Forward-looking statements

This Announcement contains statements about the Company and its subsidiaries that are or may be deemed to be "forward-looking statements". All statements, other than statements of historical facts, included in this Announcement may be forward-looking statements. Without limitation, any statements preceded or followed by, or that include, the words "targets", "plans", "believes", "expects", "aims", "intends", "will", "may", "should", "anticipates", "estimates", "projects", "would", "could", "continue" or words or terms of similar substance or the negative thereof, are forward-looking statements.

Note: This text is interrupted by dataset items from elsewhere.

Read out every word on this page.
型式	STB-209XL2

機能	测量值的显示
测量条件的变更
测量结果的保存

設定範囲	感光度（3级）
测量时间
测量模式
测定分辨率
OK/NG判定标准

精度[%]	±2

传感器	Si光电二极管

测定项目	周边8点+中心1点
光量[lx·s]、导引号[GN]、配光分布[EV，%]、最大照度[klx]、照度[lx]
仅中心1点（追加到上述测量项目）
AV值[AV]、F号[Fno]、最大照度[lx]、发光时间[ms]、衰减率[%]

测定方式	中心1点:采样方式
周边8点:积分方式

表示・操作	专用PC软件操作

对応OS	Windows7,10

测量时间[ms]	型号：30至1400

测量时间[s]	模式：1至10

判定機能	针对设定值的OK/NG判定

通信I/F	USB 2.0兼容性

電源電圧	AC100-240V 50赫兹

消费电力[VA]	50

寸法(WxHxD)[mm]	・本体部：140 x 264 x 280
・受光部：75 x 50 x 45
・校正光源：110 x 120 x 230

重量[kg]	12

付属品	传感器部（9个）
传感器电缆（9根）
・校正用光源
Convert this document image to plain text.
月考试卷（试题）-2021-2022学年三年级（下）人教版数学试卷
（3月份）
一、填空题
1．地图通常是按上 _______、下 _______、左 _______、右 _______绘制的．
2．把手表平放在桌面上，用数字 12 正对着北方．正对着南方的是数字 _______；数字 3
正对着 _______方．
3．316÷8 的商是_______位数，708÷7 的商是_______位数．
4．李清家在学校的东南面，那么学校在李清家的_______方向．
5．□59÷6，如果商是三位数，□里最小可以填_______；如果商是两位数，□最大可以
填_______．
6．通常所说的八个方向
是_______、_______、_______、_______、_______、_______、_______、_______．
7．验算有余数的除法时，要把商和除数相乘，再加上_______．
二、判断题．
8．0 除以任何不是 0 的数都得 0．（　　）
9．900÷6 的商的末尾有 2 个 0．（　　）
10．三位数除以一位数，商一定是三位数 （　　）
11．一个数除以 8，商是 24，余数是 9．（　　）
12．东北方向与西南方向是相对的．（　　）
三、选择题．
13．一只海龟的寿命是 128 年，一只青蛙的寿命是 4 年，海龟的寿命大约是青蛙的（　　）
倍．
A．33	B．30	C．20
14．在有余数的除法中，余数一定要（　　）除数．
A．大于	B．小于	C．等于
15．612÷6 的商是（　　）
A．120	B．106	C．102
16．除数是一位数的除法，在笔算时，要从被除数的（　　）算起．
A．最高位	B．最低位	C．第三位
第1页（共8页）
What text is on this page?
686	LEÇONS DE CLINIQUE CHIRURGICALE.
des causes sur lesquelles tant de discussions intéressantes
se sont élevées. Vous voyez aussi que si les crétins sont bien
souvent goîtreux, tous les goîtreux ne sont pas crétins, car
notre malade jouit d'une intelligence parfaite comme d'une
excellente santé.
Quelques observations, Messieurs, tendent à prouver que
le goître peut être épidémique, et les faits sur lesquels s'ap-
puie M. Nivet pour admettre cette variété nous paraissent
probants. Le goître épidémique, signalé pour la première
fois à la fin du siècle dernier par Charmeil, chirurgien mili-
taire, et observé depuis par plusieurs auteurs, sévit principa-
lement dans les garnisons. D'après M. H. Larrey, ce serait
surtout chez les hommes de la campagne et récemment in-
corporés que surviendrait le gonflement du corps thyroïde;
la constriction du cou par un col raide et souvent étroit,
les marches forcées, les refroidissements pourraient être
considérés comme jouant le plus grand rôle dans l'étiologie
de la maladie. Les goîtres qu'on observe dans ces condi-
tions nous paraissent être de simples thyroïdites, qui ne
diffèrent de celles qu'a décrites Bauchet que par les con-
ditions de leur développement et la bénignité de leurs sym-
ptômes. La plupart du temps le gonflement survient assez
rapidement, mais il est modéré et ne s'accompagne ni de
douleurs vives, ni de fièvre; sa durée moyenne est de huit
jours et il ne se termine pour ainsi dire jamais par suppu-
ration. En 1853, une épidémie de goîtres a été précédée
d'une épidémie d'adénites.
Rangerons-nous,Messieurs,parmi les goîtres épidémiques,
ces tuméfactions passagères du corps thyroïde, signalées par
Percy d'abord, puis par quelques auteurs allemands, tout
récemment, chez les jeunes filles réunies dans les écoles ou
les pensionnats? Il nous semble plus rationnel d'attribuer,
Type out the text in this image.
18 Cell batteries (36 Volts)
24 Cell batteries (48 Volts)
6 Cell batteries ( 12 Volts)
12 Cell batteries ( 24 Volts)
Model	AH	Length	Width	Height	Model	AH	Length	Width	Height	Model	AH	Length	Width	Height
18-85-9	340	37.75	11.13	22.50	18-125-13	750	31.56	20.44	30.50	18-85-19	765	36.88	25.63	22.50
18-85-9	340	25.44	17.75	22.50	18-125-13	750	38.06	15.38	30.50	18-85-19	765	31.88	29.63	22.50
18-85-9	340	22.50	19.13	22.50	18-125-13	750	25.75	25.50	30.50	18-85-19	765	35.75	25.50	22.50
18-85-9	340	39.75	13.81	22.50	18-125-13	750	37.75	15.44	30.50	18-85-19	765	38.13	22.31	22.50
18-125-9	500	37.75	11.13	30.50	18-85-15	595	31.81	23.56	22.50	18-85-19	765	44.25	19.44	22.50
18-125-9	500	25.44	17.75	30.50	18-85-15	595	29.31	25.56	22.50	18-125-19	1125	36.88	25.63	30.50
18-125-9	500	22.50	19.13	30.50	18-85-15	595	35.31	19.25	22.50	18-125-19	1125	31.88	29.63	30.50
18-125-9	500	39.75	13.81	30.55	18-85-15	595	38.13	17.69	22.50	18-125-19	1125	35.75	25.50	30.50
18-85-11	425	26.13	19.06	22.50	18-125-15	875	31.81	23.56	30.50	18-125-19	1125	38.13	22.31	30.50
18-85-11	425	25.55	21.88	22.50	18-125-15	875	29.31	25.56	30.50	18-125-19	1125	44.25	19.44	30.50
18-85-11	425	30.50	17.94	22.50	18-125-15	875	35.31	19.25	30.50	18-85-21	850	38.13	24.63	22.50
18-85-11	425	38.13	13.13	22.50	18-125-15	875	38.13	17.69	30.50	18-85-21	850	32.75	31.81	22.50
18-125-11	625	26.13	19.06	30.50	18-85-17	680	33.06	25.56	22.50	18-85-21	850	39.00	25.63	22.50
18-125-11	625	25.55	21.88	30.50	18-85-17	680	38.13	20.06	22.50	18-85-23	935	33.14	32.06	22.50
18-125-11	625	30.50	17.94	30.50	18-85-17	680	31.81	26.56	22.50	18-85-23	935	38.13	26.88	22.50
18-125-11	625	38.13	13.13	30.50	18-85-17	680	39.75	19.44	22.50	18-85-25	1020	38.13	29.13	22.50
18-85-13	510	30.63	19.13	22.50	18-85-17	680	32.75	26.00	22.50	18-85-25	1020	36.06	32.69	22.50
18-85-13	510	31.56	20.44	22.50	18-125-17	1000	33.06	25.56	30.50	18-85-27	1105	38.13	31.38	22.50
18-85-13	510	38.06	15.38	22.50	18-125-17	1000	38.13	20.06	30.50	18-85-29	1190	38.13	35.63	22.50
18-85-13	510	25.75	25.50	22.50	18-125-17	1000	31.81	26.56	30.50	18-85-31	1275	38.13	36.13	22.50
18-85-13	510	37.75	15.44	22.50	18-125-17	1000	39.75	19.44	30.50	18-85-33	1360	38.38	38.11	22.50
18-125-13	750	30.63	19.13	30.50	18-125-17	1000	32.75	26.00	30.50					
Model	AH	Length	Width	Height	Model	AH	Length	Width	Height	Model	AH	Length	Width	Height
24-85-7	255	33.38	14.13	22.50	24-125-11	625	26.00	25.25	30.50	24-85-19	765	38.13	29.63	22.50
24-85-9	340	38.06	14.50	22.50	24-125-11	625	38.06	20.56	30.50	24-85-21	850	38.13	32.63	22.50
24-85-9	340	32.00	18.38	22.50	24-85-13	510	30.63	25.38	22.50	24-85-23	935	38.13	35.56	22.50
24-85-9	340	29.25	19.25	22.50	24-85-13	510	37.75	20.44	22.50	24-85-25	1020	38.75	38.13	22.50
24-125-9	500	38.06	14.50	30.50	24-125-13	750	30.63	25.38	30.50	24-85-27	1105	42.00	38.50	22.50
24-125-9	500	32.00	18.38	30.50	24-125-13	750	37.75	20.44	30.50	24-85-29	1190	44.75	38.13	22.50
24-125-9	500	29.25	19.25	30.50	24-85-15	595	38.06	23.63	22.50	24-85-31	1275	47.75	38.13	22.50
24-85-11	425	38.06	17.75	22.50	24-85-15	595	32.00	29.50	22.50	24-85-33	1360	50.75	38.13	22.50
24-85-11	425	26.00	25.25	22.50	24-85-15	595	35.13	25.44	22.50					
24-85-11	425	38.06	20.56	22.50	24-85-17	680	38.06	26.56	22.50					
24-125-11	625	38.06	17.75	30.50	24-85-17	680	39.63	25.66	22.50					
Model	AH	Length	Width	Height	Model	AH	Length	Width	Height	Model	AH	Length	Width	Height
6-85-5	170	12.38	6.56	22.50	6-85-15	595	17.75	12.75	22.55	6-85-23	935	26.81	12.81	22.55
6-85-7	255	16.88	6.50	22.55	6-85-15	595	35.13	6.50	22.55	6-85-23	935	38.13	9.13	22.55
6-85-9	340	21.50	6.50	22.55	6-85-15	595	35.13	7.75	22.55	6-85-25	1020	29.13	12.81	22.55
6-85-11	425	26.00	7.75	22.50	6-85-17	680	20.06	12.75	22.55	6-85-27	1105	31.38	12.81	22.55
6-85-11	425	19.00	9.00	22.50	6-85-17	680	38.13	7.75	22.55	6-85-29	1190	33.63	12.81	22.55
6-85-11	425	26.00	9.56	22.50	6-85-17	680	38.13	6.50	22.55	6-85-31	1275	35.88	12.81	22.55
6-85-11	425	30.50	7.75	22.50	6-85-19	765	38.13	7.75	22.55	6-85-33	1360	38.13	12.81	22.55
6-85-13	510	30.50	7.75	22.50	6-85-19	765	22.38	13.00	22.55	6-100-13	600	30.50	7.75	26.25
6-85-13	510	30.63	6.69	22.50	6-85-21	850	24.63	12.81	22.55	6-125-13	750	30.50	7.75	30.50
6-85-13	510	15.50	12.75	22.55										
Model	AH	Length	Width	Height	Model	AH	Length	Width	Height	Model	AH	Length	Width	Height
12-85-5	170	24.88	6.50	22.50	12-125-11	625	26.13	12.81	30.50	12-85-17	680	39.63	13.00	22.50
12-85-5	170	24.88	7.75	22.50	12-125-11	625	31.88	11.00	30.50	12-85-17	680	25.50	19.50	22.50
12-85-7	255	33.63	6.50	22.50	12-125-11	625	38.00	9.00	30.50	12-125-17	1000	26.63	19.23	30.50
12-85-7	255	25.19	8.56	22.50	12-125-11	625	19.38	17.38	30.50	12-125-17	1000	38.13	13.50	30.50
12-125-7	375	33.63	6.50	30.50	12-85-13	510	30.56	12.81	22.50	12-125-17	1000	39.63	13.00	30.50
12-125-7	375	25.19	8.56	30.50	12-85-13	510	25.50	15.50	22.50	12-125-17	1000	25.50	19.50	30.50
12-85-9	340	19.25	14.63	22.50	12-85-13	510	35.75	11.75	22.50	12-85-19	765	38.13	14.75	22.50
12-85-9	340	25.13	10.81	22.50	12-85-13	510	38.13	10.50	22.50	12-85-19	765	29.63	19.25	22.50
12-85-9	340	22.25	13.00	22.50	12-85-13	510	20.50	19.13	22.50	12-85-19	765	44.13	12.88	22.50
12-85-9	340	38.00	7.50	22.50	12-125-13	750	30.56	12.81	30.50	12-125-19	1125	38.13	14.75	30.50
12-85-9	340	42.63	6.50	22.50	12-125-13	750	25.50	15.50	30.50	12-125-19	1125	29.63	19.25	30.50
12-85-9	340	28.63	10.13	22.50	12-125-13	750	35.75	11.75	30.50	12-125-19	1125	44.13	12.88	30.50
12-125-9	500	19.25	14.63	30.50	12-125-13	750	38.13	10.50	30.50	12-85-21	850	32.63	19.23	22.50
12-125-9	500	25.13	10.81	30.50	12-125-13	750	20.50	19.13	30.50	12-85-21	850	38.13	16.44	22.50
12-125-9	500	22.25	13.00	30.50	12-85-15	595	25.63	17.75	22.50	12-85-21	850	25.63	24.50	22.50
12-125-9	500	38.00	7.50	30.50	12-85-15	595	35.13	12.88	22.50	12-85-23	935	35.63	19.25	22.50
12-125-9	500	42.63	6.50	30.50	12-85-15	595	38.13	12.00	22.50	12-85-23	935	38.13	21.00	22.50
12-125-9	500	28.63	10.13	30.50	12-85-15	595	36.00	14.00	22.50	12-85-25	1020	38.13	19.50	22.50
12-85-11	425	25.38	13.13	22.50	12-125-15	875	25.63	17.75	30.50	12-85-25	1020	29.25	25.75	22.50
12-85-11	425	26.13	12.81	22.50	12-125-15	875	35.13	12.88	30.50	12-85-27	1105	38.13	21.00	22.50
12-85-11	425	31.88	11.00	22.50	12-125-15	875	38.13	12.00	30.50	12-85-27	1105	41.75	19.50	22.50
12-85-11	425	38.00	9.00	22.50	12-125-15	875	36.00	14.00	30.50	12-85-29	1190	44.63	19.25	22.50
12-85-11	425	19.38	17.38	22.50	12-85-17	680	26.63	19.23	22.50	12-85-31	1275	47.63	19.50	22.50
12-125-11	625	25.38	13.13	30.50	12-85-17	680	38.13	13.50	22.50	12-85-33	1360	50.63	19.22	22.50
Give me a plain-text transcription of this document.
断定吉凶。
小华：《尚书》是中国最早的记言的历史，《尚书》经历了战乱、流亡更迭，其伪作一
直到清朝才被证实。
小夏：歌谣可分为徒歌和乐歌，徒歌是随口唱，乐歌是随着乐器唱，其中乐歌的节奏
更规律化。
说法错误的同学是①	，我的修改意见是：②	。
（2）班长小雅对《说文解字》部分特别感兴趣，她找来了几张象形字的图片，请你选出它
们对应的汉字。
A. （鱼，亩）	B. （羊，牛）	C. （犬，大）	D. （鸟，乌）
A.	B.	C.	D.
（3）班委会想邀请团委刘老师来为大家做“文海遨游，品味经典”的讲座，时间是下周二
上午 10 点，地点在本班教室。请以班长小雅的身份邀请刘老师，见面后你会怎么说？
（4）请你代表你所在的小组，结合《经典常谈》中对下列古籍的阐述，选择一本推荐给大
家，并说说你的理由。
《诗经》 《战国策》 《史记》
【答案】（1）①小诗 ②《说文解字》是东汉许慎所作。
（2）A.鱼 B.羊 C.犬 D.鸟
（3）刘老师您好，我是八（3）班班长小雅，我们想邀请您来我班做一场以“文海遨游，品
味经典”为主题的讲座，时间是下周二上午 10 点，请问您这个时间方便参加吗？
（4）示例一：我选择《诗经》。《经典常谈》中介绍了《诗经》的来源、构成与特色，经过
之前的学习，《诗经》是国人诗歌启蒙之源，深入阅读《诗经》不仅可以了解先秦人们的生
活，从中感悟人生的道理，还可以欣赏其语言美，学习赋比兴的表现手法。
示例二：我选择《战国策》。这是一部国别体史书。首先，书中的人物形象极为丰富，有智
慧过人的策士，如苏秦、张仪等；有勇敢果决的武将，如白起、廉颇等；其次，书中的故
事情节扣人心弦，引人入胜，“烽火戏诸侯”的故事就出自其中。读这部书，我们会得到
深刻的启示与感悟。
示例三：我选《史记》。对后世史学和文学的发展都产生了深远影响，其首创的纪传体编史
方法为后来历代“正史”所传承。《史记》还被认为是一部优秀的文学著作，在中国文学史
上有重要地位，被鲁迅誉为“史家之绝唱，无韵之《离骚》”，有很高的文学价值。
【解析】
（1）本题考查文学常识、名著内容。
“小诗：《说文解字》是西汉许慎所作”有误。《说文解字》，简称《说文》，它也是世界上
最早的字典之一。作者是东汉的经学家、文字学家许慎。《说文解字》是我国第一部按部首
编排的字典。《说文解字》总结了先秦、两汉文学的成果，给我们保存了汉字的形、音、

Forward-looking statements include, without limitation, statements relating to the following: (i) future capital expenditures, expenses, revenues, earnings, synergies, economic performance, indebtedness, financial condition, dividend policy, losses and future prospects and (ii) business and management strategies and the expansion and growth of the operations of the Company.

These forward-looking statements are not guarantees of future performance. These forward-looking statements involve known and unknown risks, uncertainties and other factors which may cause the actual results, performance or achievements of any such person, or industry results, to be materially different from any results, performance or achievements expressed or implied by such forward-looking statements. These forward-looking statements are based on numerous assumptions regarding the present and future business strategies of such persons and the environment in which each will operate in the future. Investors should not place undue reliance on such forward-looking statements and, save as is required by law or regulation (including to meet the requirements of the AIM Rules for Companies, Market Abuse Regulation (EU) No. 596/2014 ("MAR"), the Prospectus Rules and/or the Financial Services and Markets Act 2000 (as amended) ("FSMA"), the Company does not undertake any obligation to update publicly or revise any forward-looking statements (including to reflect any change in expectations with regard thereto or any change in events, conditions or circumstances on which any such statement is based). All subsequent oral or written forward-looking statements attributed to the Company or any persons acting on its behalf are expressly qualified in their entirety by the cautionary statement above. All forward-looking statements contained in this announcement are based on information available to the Directors of the Company at the date of this announcement, unless some other time is specified in relation to them, and the posting or receipt of this announcement shall not give rise to any implication that there has been no change in the facts set forth herein since such date.

For the purposes of this Announcement, an exchange rate of 1.3527 has been applied on the conversion of pounds sterling (£) to United States Dollars ($).